Failure to Properly Assess, Document, and Communicate Nutrition and Weight Management Needs
Penalty
Summary
The facility failed to properly assess and manage the nutritional needs and dietary orders for multiple residents, resulting in deficiencies related to food and fluid provision. For one resident with complex medical conditions including ALS, heart failure, diabetes, and dysphagia, the facility changed his diet order from regular to pureed texture without documented evidence of a swallow study or a medical assessment confirming the necessity of this change. Despite the resident's repeated refusals of the pureed diet and his requests for a risk agreement to acknowledge his preference for a regular diet, the facility did not provide such documentation or allow him to sign a risk agreement. The resident continued to refuse facility meals and medications, and there was no evidence that his medications were modified to accommodate his dietary order, as they were administered whole with thin liquids, contrary to typical practice for a pureed diet order. Another resident was admitted with multiple chronic conditions and had discrepancies in her initial weight documentation. The initial weight recorded was later deemed inaccurate, but a re-weight was not obtained until 11 days later, despite the facility's policy and the dietitian's expectation that re-weights should be completed within 72 hours of a request.

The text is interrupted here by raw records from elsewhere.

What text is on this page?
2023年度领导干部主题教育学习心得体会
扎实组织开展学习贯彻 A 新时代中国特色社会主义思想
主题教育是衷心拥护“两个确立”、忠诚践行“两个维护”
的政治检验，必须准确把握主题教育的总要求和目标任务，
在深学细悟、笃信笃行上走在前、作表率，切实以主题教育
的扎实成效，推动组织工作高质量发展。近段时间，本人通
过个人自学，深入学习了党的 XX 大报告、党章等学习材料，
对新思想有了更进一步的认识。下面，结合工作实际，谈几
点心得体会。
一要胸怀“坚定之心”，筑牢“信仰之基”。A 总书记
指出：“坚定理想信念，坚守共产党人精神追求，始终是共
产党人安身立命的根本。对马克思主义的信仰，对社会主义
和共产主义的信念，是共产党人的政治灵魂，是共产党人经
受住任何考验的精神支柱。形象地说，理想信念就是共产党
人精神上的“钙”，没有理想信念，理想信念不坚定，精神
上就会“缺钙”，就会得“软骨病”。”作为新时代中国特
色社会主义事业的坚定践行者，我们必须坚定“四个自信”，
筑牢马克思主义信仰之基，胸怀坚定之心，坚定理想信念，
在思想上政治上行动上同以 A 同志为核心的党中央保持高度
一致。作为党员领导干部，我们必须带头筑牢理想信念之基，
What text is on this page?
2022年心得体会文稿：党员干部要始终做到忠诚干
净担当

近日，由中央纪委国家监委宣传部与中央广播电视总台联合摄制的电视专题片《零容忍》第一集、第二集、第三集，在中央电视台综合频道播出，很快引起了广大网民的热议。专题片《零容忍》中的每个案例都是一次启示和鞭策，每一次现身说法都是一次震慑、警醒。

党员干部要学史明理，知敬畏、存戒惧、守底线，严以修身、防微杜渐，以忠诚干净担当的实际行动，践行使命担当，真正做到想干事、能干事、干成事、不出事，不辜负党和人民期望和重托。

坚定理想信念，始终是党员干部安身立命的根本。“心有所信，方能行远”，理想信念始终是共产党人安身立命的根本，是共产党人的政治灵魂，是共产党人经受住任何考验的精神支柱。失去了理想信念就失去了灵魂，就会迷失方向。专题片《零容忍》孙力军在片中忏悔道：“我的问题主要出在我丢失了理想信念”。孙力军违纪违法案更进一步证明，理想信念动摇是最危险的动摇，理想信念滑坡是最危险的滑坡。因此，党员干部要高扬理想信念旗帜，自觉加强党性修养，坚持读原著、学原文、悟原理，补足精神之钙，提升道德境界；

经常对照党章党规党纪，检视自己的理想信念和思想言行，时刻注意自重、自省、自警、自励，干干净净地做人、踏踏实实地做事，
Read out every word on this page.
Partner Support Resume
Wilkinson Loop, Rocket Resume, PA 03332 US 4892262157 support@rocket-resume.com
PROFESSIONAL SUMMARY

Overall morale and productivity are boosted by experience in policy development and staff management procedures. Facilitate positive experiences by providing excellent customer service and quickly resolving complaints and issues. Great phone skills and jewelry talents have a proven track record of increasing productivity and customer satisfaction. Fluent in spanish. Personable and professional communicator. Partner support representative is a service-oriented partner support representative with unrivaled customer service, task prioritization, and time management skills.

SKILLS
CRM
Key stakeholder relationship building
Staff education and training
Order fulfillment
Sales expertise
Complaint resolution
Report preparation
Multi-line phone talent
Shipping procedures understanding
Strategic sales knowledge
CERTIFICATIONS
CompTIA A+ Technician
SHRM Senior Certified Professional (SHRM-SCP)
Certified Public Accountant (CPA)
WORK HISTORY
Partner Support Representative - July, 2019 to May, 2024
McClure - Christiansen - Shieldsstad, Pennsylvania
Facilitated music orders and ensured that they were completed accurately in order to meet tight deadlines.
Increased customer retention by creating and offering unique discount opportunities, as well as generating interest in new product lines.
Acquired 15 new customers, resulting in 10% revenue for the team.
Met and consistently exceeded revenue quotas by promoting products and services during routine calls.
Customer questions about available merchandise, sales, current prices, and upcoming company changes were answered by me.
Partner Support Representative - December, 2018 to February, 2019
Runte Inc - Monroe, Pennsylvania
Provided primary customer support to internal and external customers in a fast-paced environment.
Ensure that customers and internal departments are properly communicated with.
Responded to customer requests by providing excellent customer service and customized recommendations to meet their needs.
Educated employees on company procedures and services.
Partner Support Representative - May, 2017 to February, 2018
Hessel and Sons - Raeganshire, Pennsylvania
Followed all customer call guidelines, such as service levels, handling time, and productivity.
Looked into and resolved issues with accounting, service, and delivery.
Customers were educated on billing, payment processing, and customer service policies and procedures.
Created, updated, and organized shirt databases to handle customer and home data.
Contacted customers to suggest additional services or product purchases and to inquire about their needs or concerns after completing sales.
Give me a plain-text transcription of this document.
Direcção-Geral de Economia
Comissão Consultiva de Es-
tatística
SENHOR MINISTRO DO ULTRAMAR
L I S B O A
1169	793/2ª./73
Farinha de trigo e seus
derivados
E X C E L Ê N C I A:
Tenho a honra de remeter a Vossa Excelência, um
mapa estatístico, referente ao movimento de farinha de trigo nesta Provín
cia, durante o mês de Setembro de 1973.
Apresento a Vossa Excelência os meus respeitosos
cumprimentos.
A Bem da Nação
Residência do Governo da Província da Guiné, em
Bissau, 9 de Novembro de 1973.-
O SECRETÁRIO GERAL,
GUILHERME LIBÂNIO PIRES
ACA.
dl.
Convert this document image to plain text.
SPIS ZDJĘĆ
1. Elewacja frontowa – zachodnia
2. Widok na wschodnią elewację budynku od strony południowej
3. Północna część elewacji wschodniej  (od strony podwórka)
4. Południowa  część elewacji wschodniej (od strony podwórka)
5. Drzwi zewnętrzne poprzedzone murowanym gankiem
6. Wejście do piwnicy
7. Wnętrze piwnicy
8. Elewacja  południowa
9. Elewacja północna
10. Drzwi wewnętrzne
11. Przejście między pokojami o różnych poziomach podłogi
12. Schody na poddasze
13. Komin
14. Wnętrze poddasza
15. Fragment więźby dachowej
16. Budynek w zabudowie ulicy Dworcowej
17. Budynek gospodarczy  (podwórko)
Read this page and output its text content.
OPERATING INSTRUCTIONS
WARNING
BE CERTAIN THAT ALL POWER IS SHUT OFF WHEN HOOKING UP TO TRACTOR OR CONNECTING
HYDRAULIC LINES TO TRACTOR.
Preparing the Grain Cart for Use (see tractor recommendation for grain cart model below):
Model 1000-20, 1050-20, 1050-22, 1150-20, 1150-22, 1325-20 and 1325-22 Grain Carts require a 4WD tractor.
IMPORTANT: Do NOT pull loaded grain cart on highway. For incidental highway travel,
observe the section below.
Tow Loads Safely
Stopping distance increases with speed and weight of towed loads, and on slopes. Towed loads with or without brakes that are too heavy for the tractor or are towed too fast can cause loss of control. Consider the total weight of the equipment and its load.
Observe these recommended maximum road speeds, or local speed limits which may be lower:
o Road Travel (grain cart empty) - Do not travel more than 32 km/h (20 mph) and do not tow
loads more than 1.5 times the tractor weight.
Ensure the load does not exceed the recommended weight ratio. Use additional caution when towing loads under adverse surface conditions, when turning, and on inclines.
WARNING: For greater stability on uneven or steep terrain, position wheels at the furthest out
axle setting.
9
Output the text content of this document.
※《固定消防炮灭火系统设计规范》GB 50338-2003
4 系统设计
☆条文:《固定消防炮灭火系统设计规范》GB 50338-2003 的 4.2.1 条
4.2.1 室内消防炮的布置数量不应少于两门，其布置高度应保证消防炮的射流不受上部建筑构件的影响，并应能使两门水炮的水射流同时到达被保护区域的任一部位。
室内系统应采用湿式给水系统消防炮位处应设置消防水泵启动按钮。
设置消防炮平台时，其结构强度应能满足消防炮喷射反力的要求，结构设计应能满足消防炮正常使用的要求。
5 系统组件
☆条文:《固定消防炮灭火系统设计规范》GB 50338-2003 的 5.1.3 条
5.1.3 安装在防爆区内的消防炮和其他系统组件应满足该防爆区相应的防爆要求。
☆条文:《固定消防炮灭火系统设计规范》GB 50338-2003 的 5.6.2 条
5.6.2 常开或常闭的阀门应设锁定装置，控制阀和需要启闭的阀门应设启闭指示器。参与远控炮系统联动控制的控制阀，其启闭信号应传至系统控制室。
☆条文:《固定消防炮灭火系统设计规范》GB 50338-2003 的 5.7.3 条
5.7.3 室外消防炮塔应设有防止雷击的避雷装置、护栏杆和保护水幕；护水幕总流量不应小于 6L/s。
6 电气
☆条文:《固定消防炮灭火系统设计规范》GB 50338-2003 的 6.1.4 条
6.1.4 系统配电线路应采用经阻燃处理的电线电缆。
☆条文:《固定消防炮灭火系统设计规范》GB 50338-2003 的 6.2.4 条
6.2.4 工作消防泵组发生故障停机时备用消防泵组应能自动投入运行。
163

This delay in obtaining an accurate weight hindered the dietitian's ability to perform an accurate nutritional assessment and monitor the resident's nutritional status as intended. A third resident, also with significant medical issues, had physician orders for daily weights and for the physician to be notified of weight gains exceeding three pounds over two days. The facility failed to document weights on several required days and did not notify the physician of multiple instances where the resident's weight increased by more than three pounds in the specified timeframe. These failures were confirmed by facility staff interviews and were not in accordance with the facility's own weight management policy, which required regular monitoring and timely notification of significant weight changes.